Pourquoi Cuba fascine-t-il autant les cinéastes?

Cinéma

La révolution cubaine a fêté ses 60 ans l’année dernière. Au même moment, le gouvernement cubain légalisait la production cinématographique indépendante, un petit pas vers une liberté de création encore hésitante. Fort de ses figures révolutionnaires, du Che à Fidel Castro, et de sa culture musicale foisonnante, Cuba constitue un met de choix pour le cinéma militant, social et enchanté. Le 19 août prochain sortira "Epicentro", un documentaire vibrant sur l'île et ses habitants, qui constitue l'occasion de revenir sur quelques films illustrant la relation étroite qu’entretient Cuba avec le cinéma documentaire.

Fidel Castro dans "Cuba Si" de Chris Marker (1961) Fidel Castro dans "Cuba Si" de Chris Marker (1961)
Fidel Castro dans "Cuba Si" de Chris Marker (1961)

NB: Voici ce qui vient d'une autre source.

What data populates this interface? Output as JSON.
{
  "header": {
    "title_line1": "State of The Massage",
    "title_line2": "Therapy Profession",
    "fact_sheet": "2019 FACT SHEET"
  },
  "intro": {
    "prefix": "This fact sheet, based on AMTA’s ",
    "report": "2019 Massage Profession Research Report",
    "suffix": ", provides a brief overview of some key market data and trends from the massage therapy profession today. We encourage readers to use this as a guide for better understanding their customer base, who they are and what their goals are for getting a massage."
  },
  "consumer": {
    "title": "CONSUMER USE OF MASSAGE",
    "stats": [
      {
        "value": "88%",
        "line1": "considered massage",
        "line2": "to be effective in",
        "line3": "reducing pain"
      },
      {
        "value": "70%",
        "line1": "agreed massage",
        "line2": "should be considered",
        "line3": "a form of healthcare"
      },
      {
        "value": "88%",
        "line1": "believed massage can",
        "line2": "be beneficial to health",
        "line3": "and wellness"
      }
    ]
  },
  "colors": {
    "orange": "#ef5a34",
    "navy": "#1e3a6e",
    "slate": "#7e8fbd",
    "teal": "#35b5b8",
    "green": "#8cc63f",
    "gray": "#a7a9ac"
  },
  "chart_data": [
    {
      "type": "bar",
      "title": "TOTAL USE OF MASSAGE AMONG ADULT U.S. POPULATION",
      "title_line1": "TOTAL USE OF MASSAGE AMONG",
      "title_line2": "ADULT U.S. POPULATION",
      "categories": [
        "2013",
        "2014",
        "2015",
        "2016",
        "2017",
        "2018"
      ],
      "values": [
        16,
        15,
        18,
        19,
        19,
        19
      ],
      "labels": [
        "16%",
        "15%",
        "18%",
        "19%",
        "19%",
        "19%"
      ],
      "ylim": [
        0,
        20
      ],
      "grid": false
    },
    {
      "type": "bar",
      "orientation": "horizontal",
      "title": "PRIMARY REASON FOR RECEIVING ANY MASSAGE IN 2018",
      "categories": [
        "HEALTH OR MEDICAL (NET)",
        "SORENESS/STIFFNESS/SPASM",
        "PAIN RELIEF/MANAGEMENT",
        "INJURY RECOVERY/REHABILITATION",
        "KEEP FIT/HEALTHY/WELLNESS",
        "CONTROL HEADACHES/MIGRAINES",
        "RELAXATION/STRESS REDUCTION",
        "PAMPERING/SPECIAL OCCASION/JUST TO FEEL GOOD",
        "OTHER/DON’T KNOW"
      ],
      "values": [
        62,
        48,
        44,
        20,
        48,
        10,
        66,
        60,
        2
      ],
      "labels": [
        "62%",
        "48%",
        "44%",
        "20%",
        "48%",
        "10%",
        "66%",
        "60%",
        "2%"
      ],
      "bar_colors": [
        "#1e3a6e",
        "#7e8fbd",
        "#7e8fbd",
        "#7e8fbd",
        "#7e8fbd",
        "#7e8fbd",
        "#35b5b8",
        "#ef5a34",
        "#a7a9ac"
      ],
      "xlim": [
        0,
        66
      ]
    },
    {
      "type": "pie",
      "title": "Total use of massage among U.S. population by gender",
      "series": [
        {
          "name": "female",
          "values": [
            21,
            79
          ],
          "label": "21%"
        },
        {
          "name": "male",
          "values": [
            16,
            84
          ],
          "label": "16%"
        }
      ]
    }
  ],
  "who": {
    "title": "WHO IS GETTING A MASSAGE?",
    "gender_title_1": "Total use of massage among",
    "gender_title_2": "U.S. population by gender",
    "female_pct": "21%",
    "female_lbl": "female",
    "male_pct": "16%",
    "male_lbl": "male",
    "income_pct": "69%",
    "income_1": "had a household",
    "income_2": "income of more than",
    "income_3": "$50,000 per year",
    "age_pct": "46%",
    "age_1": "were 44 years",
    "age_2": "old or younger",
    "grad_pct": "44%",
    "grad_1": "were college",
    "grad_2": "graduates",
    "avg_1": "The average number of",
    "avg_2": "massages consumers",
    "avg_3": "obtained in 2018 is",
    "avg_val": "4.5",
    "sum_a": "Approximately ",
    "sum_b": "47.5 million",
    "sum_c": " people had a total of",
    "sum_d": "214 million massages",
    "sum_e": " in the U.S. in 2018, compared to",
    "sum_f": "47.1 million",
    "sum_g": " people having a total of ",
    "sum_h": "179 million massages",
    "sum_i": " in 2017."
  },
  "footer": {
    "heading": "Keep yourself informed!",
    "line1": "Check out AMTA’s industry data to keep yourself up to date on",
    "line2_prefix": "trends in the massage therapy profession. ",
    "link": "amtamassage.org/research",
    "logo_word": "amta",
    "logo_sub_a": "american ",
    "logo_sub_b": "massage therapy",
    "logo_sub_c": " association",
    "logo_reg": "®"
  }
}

1. Cuba Si de Chris Marker (1961)

 

L’institut cubain des arts et de l’industrie (ICAIC) invite Chris Marker en 1961 pour réaliser un film sur la révolution castriste. L’institut, créé par Castro lui-même en 1959, fait appel à des réalisateurs étrangers pour couvrir cette période effervescente, faute de moyens suffisant pour financer des artistes locaux. Jusque-là, Cuba n’a d'ailleurs produit que 80 films à l'intérieur du pays, et la présence du cinéma américain pèse encore sur l’île. Invité officiellement, le réalisateur français Chris Marker, maître du genre du documentaire et auteur d'essais cinématographiques, filme alors le rythme de la révolution castriste en partant de trois jours de fêtes : le 1er de l’an 1961, le 2 janvier (anniversaire de la révolution), et le 3 janvier, qui est la fête des rois, le Noël cubain.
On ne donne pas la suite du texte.